目指せ四段(14)見せるそば打ち

2011年01月17日 18:55

 段位認定の試験は、茹で・盛り付けまでの全工程を見るのでななく、切りの段階までです。
 従って、本当に美味いそばが出来たのかどうかはわかりません。
 製品の完成度は切りまでの工程でほとんど分かる、という考え方によるのだと思いますが、合否はそこまでの各段階における技術の良否で判定されます。
 しかし、実際は、純粋に技術の良否だけ判定されるのではなく、見た目の良し悪しという部分が入ってきます。

 つまり、服装などが不衛生であったり乱れていたり、極端に落ち着きがなかったり、動きが雑だったり、道具の扱いが乱暴だったりしていると評価が下がります。

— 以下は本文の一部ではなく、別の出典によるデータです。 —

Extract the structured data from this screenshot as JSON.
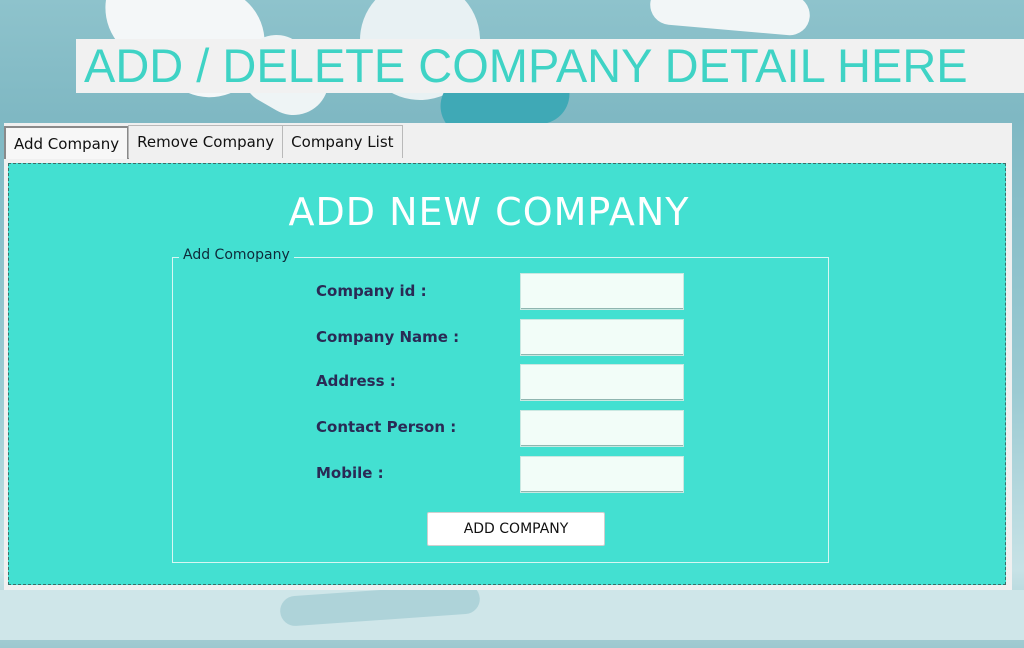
{
  "banner": {
    "title": "ADD / DELETE COMPANY DETAIL HERE"
  },
  "tabs": [
    {
      "label": "Add Company",
      "active": true
    },
    {
      "label": "Remove Company",
      "active": false
    },
    {
      "label": "Company List",
      "active": false
    }
  ],
  "panel": {
    "title": "ADD NEW COMPANY",
    "group_label": "Add Comopany",
    "fields": [
      {
        "label": "Company id :",
        "value": ""
      },
      {
        "label": "Company Name :",
        "value": ""
      },
      {
        "label": "Address  :",
        "value": ""
      },
      {
        "label": "Contact Person :",
        "value": ""
      },
      {
        "label": "Mobile :",
        "value": ""
      }
    ],
    "submit_label": "ADD COMPANY"
  },
  "colors": {
    "accent": "#43e0d1",
    "banner_text": "#3fd3c5",
    "label_text": "#2a2a55",
    "input_bg": "#f2fdf8"
  },
  "icons": []
}
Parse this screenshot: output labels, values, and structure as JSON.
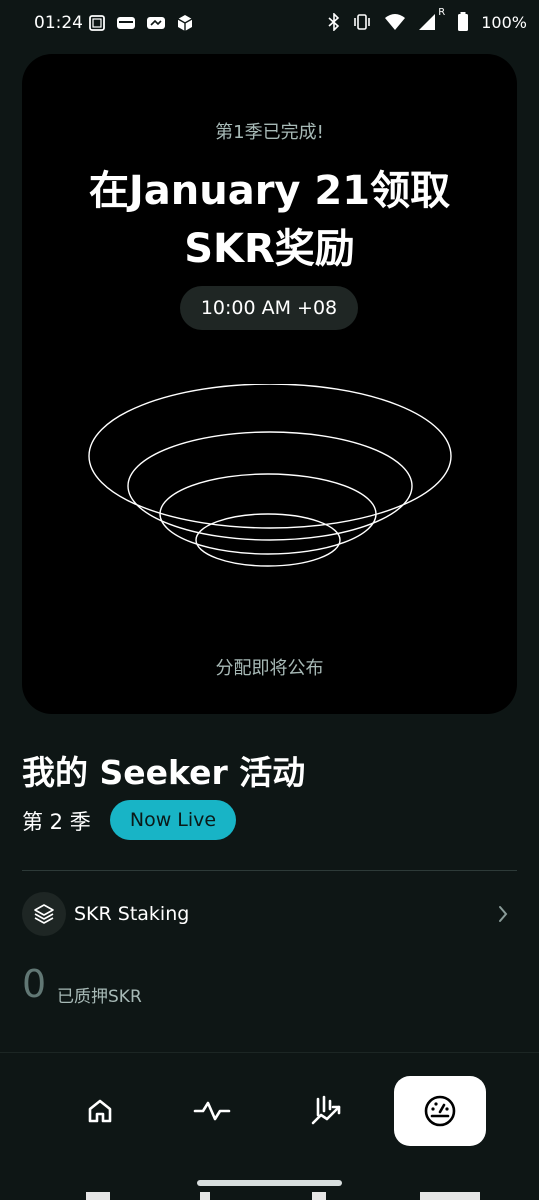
{
  "status_bar": {
    "time": "01:24",
    "battery": "100%",
    "roaming": "R"
  },
  "season_card": {
    "status": "第1季已完成!",
    "claim_title": "在January 21领取SKR奖励",
    "claim_time": "10:00 AM +08",
    "distribution_note": "分配即将公布"
  },
  "activity": {
    "title": "我的 Seeker 活动",
    "season_label": "第 2 季",
    "live_badge": "Now Live"
  },
  "staking": {
    "label": "SKR Staking",
    "amount": "0",
    "amount_label": "已质押SKR"
  },
  "nav": {
    "items": [
      {
        "icon": "home-icon",
        "active": false
      },
      {
        "icon": "activity-icon",
        "active": false
      },
      {
        "icon": "trends-icon",
        "active": false
      },
      {
        "icon": "dashboard-icon",
        "active": true
      }
    ]
  },
  "colors": {
    "background": "#0e1615",
    "card": "#000000",
    "accent": "#18b4c6",
    "muted": "#a7b9b6"
  }
}
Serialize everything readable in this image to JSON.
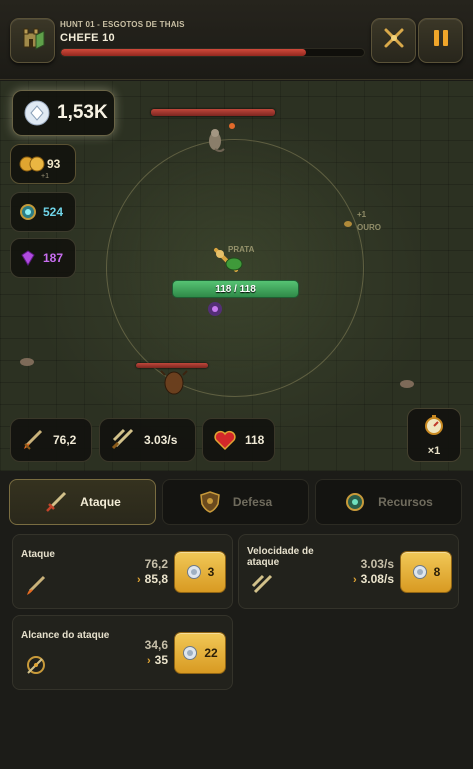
{
  "header": {
    "hunt_subtitle": "HUNT 01 - ESGOTOS DE THAIS",
    "boss_title": "CHEFE 10",
    "boss_hp_fraction": 0.81
  },
  "resources": {
    "crystal": "1,53K",
    "gold": "93",
    "gold_sub": "+1",
    "gems_blue": "524",
    "gems_purple": "187"
  },
  "field": {
    "player_hp": "118 / 118",
    "float_ouro": "OURO",
    "float_ouro_plus": "+1",
    "float_prata": "PRATA"
  },
  "stats": {
    "attack": "76,2",
    "attack_speed": "3.03/s",
    "health": "118"
  },
  "speed": {
    "multiplier": "×1"
  },
  "tabs": [
    {
      "label": "Ataque",
      "active": true
    },
    {
      "label": "Defesa",
      "active": false
    },
    {
      "label": "Recursos",
      "active": false
    }
  ],
  "upgrades": [
    {
      "title": "Ataque",
      "current": "76,2",
      "next": "85,8",
      "cost": "3"
    },
    {
      "title": "Velocidade de ataque",
      "current": "3.03/s",
      "next": "3.08/s",
      "cost": "8"
    },
    {
      "title": "Alcance do ataque",
      "current": "34,6",
      "next": "35",
      "cost": "22"
    }
  ],
  "colors": {
    "gold_button": "#e5b23d",
    "boss_hp": "#c0392b",
    "player_hp": "#4caf68",
    "blue_gem": "#6fd4e8",
    "purple_gem": "#c86ef0"
  }
}
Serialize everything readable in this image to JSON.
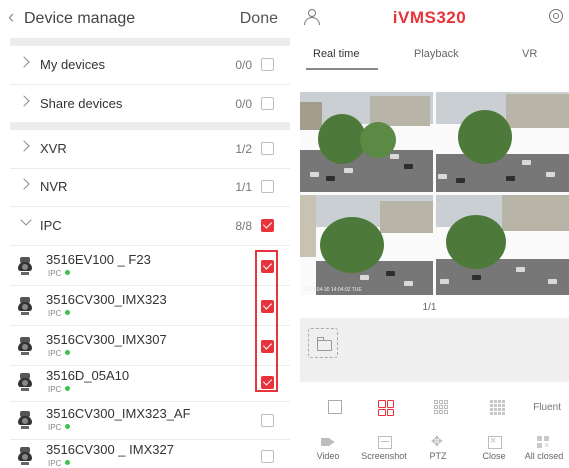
{
  "device_manage": {
    "back_icon": "chevron-left-icon",
    "title": "Device manage",
    "done_label": "Done",
    "groups": [
      {
        "label": "My devices",
        "count": "0/0",
        "checked": false
      },
      {
        "label": "Share devices",
        "count": "0/0",
        "checked": false
      }
    ],
    "types": [
      {
        "label": "XVR",
        "count": "1/2",
        "checked": false
      },
      {
        "label": "NVR",
        "count": "1/1",
        "checked": false
      },
      {
        "label": "IPC",
        "count": "8/8",
        "checked": true,
        "expanded": true
      }
    ],
    "devices": [
      {
        "name": "3516EV100 _ F23",
        "type": "IPC",
        "online": true,
        "checked": true
      },
      {
        "name": "3516CV300_IMX323",
        "type": "IPC",
        "online": true,
        "checked": true
      },
      {
        "name": "3516CV300_IMX307",
        "type": "IPC",
        "online": true,
        "checked": true
      },
      {
        "name": "3516D_05A10",
        "type": "IPC",
        "online": true,
        "checked": true
      },
      {
        "name": "3516CV300_IMX323_AF",
        "type": "IPC",
        "online": true,
        "checked": false
      },
      {
        "name": "3516CV300 _ IMX327",
        "type": "IPC",
        "online": true,
        "checked": false
      }
    ],
    "accent_color": "#e8333a",
    "online_color": "#3cc34a"
  },
  "app": {
    "title": "iVMS320",
    "title_color": "#e8333a",
    "user_icon": "user-icon",
    "scan_icon": "scan-icon"
  },
  "tabs": [
    {
      "label": "Real time",
      "active": true
    },
    {
      "label": "Playback",
      "active": false
    },
    {
      "label": "VR",
      "active": false
    }
  ],
  "preview": {
    "page_indicator": "1/1",
    "folder_icon": "folder-icon"
  },
  "layouts": {
    "options": [
      "single-view-icon",
      "quad-view-icon",
      "nine-view-icon",
      "sixteen-view-icon"
    ],
    "selected": "quad-view-icon",
    "stream_label": "Fluent"
  },
  "toolbar": [
    {
      "label": "Video",
      "icon": "video-icon"
    },
    {
      "label": "Screenshot",
      "icon": "screenshot-icon"
    },
    {
      "label": "PTZ",
      "icon": "ptz-icon"
    },
    {
      "label": "Close",
      "icon": "close-icon"
    },
    {
      "label": "All closed",
      "icon": "all-closed-icon"
    }
  ]
}
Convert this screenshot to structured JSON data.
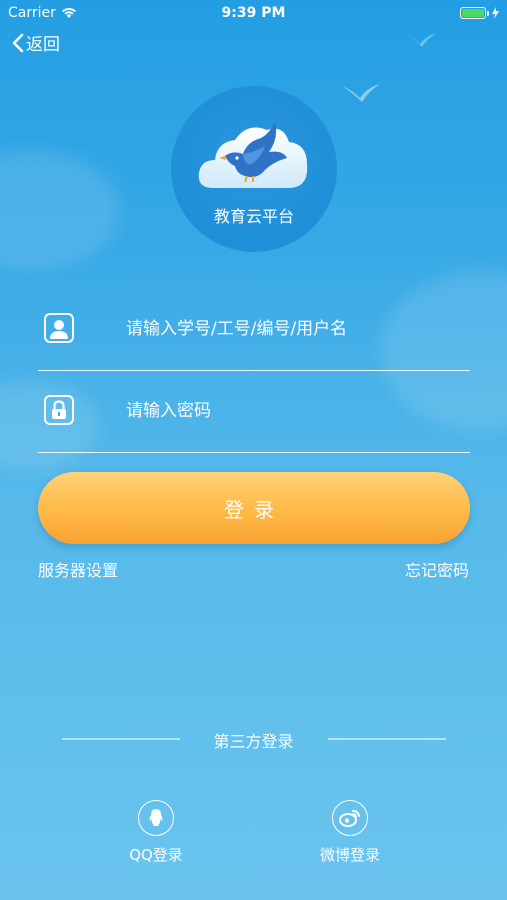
{
  "status_bar": {
    "carrier": "Carrier",
    "time": "9:39 PM",
    "battery_level": 1.0
  },
  "nav": {
    "back_label": "返回"
  },
  "logo": {
    "title": "教育云平台"
  },
  "form": {
    "username_placeholder": "请输入学号/工号/编号/用户名",
    "password_placeholder": "请输入密码",
    "login_label": "登录",
    "server_settings": "服务器设置",
    "forgot_password": "忘记密码"
  },
  "third_party": {
    "title": "第三方登录",
    "items": [
      {
        "label": "QQ登录",
        "icon": "qq-icon"
      },
      {
        "label": "微博登录",
        "icon": "weibo-icon"
      }
    ]
  },
  "colors": {
    "background_top": "#239ee3",
    "background_bottom": "#6ac4ee",
    "button_top": "#ffd177",
    "button_bottom": "#f7a233",
    "battery_fill": "#4cd964"
  }
}
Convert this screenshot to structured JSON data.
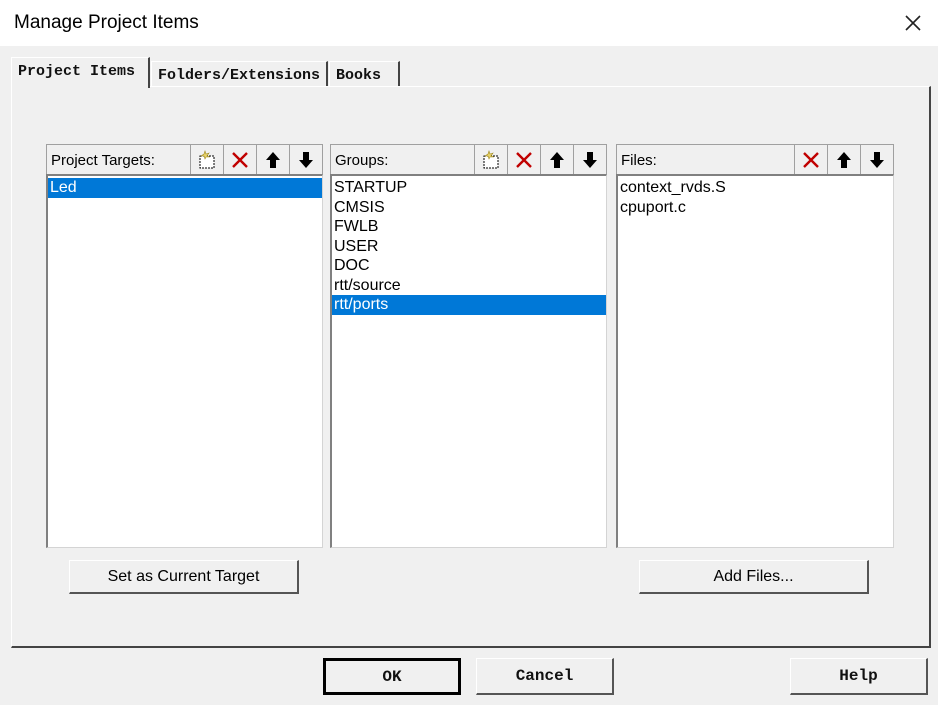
{
  "window": {
    "title": "Manage Project Items"
  },
  "tabs": [
    {
      "label": "Project Items",
      "active": true
    },
    {
      "label": "Folders/Extensions",
      "active": false
    },
    {
      "label": "Books",
      "active": false
    }
  ],
  "targets": {
    "label": "Project Targets:",
    "items": [
      "Led"
    ],
    "selected": "Led",
    "action_label": "Set as Current Target"
  },
  "groups": {
    "label": "Groups:",
    "items": [
      "STARTUP",
      "CMSIS",
      "FWLB",
      "USER",
      "DOC",
      "rtt/source",
      "rtt/ports"
    ],
    "selected": "rtt/ports"
  },
  "files": {
    "label": "Files:",
    "items": [
      "context_rvds.S",
      "cpuport.c"
    ],
    "action_label": "Add Files..."
  },
  "buttons": {
    "ok": "OK",
    "cancel": "Cancel",
    "help": "Help"
  },
  "colors": {
    "selection": "#0078d7",
    "delete_icon": "#c00000",
    "new_icon": "#e8d36a"
  }
}
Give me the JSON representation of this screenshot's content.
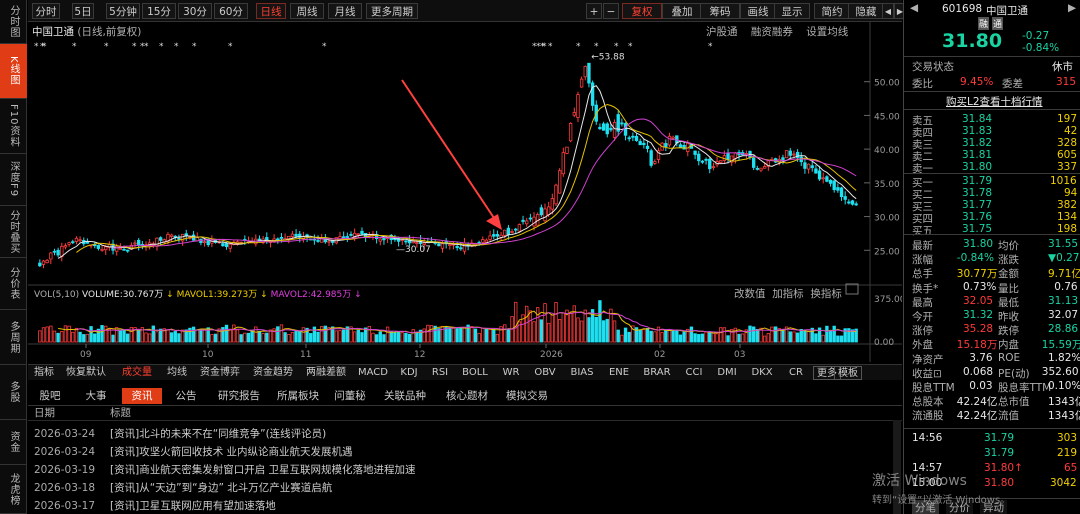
{
  "left_strip": [
    "分时图",
    "K线图",
    "F10资料",
    "深度F9",
    "分时叠买",
    "分价表",
    "多周期",
    "多股",
    "资金",
    "龙虎榜"
  ],
  "top_bar": {
    "tabs": [
      "分时",
      "5日",
      "5分钟",
      "15分钟",
      "30分钟",
      "60分钟",
      "日线",
      "周线",
      "月线",
      "更多周期"
    ],
    "active": "日线",
    "right": [
      "+",
      "−",
      "复权",
      "叠加",
      "筹码",
      "画线",
      "显示",
      "简约",
      "隐藏"
    ]
  },
  "chart_header": {
    "name": "中国卫通",
    "mode": "(日线,前复权)",
    "links": [
      "沪股通",
      "融资融券",
      "设置均线"
    ]
  },
  "chart_data": [
    {
      "type": "candlestick",
      "title": "中国卫通",
      "ylim": [
        20,
        55
      ],
      "yticks": [
        25.0,
        30.0,
        35.0,
        40.0,
        45.0,
        50.0
      ],
      "x_labels": [
        "09",
        "10",
        "11",
        "12",
        "2026",
        "02",
        "03"
      ],
      "annotations": [
        "53.88",
        "30.07"
      ],
      "up_color": "#ff3b3b",
      "down_color": "#1ee0f0"
    },
    {
      "type": "bar",
      "title": "VOL",
      "ylim": [
        0,
        400
      ],
      "yticks": [
        0.0,
        375.0
      ],
      "series": [
        {
          "name": "VOLUME",
          "value_label": "30.767万"
        },
        {
          "name": "MAVOL1",
          "value_label": "39.273万"
        },
        {
          "name": "MAVOL2",
          "value_label": "42.985万"
        }
      ]
    }
  ],
  "vol_header": {
    "label": "VOL(5,10)",
    "volume": "VOLUME:30.767万",
    "mavol1": "MAVOL1:39.273万",
    "mavol2": "MAVOL2:42.985万",
    "tools": [
      "改数值",
      "加指标",
      "换指标"
    ]
  },
  "indicator_tabs": [
    "指标",
    "恢复默认",
    "成交量",
    "均线",
    "资金博弈",
    "资金趋势",
    "两融差额",
    "MACD",
    "KDJ",
    "RSI",
    "BOLL",
    "WR",
    "OBV",
    "BIAS",
    "ENE",
    "BRAR",
    "CCI",
    "DMI",
    "DKX",
    "CR",
    "更多",
    "模板"
  ],
  "news_tabs": [
    "股吧",
    "大事",
    "资讯",
    "公告",
    "研究报告",
    "所属板块",
    "问董秘",
    "关联品种",
    "核心题材",
    "模拟交易"
  ],
  "news_active": "资讯",
  "news_header": {
    "date": "日期",
    "title": "标题"
  },
  "news": [
    {
      "date": "2026-03-24",
      "text": "[资讯]北斗的未来不在“同维竞争”(连线评论员)"
    },
    {
      "date": "2026-03-24",
      "text": "[资讯]攻坚火箭回收技术 业内纵论商业航天发展机遇"
    },
    {
      "date": "2026-03-19",
      "text": "[资讯]商业航天密集发射窗口开启 卫星互联网规模化落地进程加速"
    },
    {
      "date": "2026-03-18",
      "text": "[资讯]从“天边”到“身边” 北斗万亿产业赛道启航"
    },
    {
      "date": "2026-03-17",
      "text": "[资讯]卫星互联网应用有望加速落地"
    }
  ],
  "quote": {
    "code": "601698",
    "name": "中国卫通",
    "tags": [
      "融",
      "通"
    ],
    "price": "31.80",
    "change": "-0.27",
    "pct": "-0.84%",
    "trade_status_label": "交易状态",
    "trade_status": "休市",
    "weibi_label": "委比",
    "weibi": "9.45%",
    "weicha_label": "委差",
    "weicha": "315",
    "l2_link": "购买L2查看十档行情",
    "asks": [
      {
        "l": "卖五",
        "p": "31.84",
        "v": "197"
      },
      {
        "l": "卖四",
        "p": "31.83",
        "v": "42"
      },
      {
        "l": "卖三",
        "p": "31.82",
        "v": "328"
      },
      {
        "l": "卖二",
        "p": "31.81",
        "v": "605"
      },
      {
        "l": "卖一",
        "p": "31.80",
        "v": "337"
      }
    ],
    "bids": [
      {
        "l": "买一",
        "p": "31.79",
        "v": "1016"
      },
      {
        "l": "买二",
        "p": "31.78",
        "v": "94"
      },
      {
        "l": "买三",
        "p": "31.77",
        "v": "382"
      },
      {
        "l": "买四",
        "p": "31.76",
        "v": "134"
      },
      {
        "l": "买五",
        "p": "31.75",
        "v": "198"
      }
    ],
    "stats": [
      [
        "最新",
        "31.80",
        "均价",
        "31.55"
      ],
      [
        "涨幅",
        "-0.84%",
        "涨跌",
        "▼0.27"
      ],
      [
        "总手",
        "30.77万",
        "金额",
        "9.71亿"
      ],
      [
        "换手*",
        "0.73%",
        "量比",
        "0.76"
      ],
      [
        "最高",
        "32.05",
        "最低",
        "31.13"
      ],
      [
        "今开",
        "31.32",
        "昨收",
        "32.07"
      ],
      [
        "涨停",
        "35.28",
        "跌停",
        "28.86"
      ],
      [
        "外盘",
        "15.18万",
        "内盘",
        "15.59万"
      ],
      [
        "净资产",
        "3.76",
        "ROE",
        "1.82%"
      ],
      [
        "收益⊡",
        "0.068",
        "PE(动)",
        "352.60"
      ],
      [
        "股息TTM",
        "0.03",
        "股息率TTM",
        "0.10%"
      ],
      [
        "总股本",
        "42.24亿",
        "总市值",
        "1343亿"
      ],
      [
        "流通股",
        "42.24亿",
        "流值",
        "1343亿"
      ]
    ],
    "ticks": [
      {
        "t": "14:56",
        "p": "31.79",
        "v": "303"
      },
      {
        "t": "",
        "p": "31.79",
        "v": "219"
      },
      {
        "t": "14:57",
        "p": "31.80↑",
        "v": "65"
      },
      {
        "t": "15:00",
        "p": "31.80",
        "v": "3042"
      }
    ],
    "bottom_tabs": [
      "分笔",
      "分价",
      "异动"
    ]
  },
  "watermark": {
    "line1": "激活 Windows",
    "line2": "转到“设置”以激活 Windows。"
  }
}
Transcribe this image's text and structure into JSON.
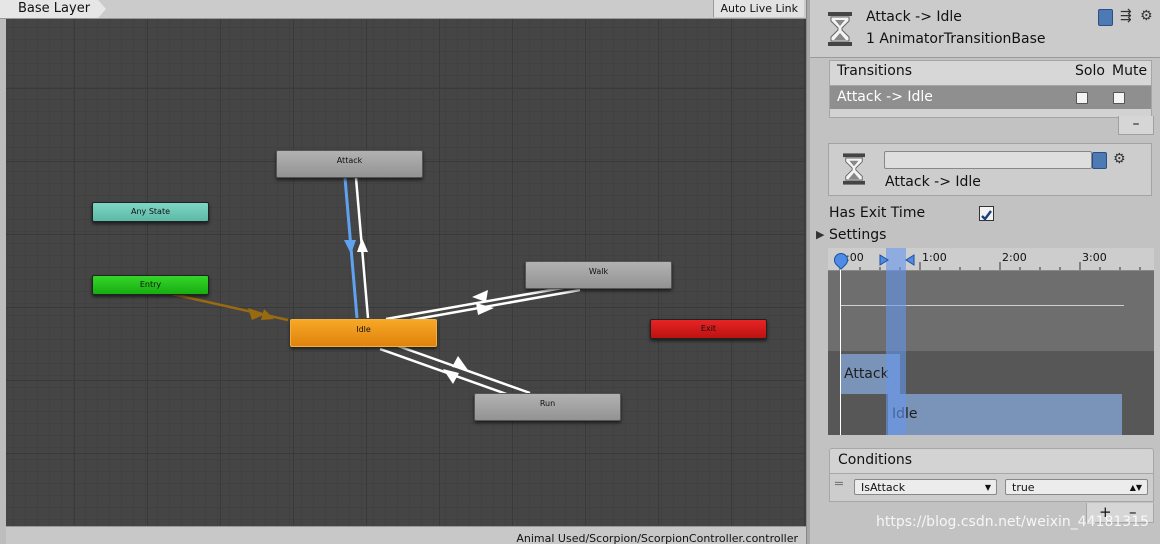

 最終的に美味しければ良いはずですが、それだけではダメでして、それに取り組む姿勢が求められているということです。この考えを突き詰めていくと(前にも書きました)「蕎麦道」ということになるのかもしれませんが、私は、そこまで行かなくとも、動作の美しさというのはあっても良いかなぁと、最近思うようになりました。

 本来、我々は美味しい蕎麦を追求するのですから、そこに動作の美しさを求めるのは邪道です。
 しかし、「用の美」とか「機能美」とかいう言葉があるように、外形的な美しさとその本質的なものとの間には強い関係がありますから、まったく邪道ともいえないのではないか、と思うわけです。

 外見的な動作の美しさを追求するものの一つに「茶道」があります。(本来は、動作がどうこう言うのは修行の途中の段階であるに過ぎず、内面的なことの追求が本旨であろうと思いますが、その辺のことはとりあえず措きます。)

 私は、蕎麦打ち(の作業)は「茶道」に似ているのではないかと思います。
 ある約束事の中で、無心に体と道具をさばき、お茶をたて、客をもてなす、というところがまず良く似ていますね。
 細かいところでは、茶筅(ちゃせん)で茶碗の中をかき回すのは水回し、袱紗(ふくさ)をさばく様子は切った麺の束をさばく様子に似ています(ちょっと当て付け気味ですが‥)。その他、道具の取り扱いも似た点があるように思えます。

 動きが洗練された無駄のないものになっていくと、それがおのずと美しい、ということではないかと思うのですが、それをそば打ちで体現するというのも一興かな、という感じを持っているわけです。
 ちょっとおかしいですかねぇ。